La retraitée envoie même à «Allen» une photo de sa carte d'identité, car ce dernier exige une preuve qu'elle existe vraiment. Cela va permettre aux escrocs d'utiliser son nom à mauvais escient. Ils commandent en son nom des appareils coûteux pour qu'elle les réexpédie directement au Ghana. La facture, elle, termine bien sa course au domicile de la Bâloise. «J'étais complètement stupide, je n'ai pas réfléchi», se désole Ruth Altun avec le recul. «Allen» lui aurait expliqué qu'il avait un besoin urgent de ces appareils et qu'il réglerait les factures. Elle le croit.

Plus tard, elle reçoit un courrier de Swisscom. Il s'agit des factures pour les appareils qui sont depuis longtemps en route vers le Ghana. Lorsqu'elle veut prendre contact avec «Allen» pour lui demander de régler les factures, celui-ci ne donne plus de nouvelles. Elle se rend alors compte que quelque chose cloche et porte plainte auprès de la police. Mais il est déjà trop tard.

«J'ai peur d'ouvrir la boîte aux lettres».

La femme de 64 ans doit désormais se rendre au tribunal, accusée d'escroquerie multiple. Elle est reconnue coupable en première instance, mais la cour d'appel annule ensuite entièrement le verdict de culpabilité. Les créances impayées sont renvoyées à la voie civile. Cela signifie que Ruth Altun est acquittée sur le plan pénal, mais le tribunal ne considère pas pour autant que les créances sont injustifiées. Swisscom maintient ses exigences. Elle doit tout de même payer près de 9000 francs. Swisscom confie toutefois les créances au bureau de recouvrement EOS.

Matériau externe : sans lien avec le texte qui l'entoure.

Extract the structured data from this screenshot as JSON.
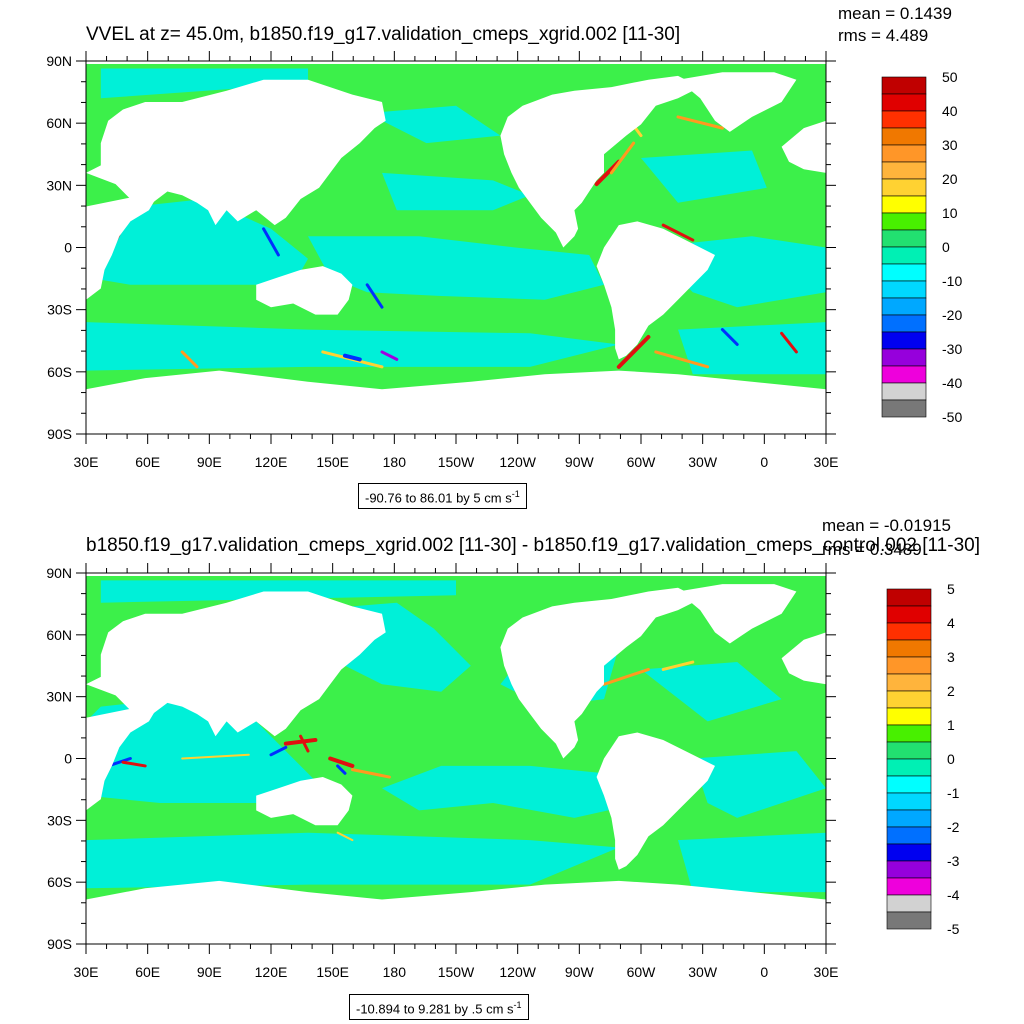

«Depuis, je reçois du courrier environ deux fois par semaine. J'ai peur d'ouvrir la boîte aux lettres», explique la retraitée. Elle ne peut et ne veut pas payer les 9000 francs de créances impayées. «Je ne sais pas ce que Swisscom imagine. Je perçois des prestations complémentaires, je vis avec le minimum. Même si je le voulais, je ne pourrais pas payer», assure-t-elle. Elle ne s'est pas rendue à une audience de conciliation avec le bureau de recouvrement devant le juge de paix. Elle a également refusé d'accepter des lettres recommandées.

Swisscom examine le cas

Swisscom affirme que le cas de Ruth Altun est «très complexe». Certes, la femme a été victime d'une escroquerie présumée. Mais comme elle est elle-même intervenue dans le processus en réexpédiant les paquets, il s'agit d'une participation active: «Si elle avait immédiatement pris contact avec Swisscom ou retourné la marchandise, le dommage aurait pu être évité».

Dans le cas de Mme Altun, Swisscom maintient en principe ses exigences. Mais pour l'instant, «aucune autre démarche» n'est entreprise et l'on «examinera dans les semaines à venir» si l'on s'en tient à réclamer effectivement l'argent. Le bureau EOS affirme être «toujours intéressé par une discussion afin de trouver une solution».

De son côté, Ruth Altun souhaite que son calvaire se termine le plus vite possible: «Ce n'est pas une vie pour moi. Je ne peux et ne veux plus vivre avec un tel fardeau. Je veux qu'on me laisse tranquille!»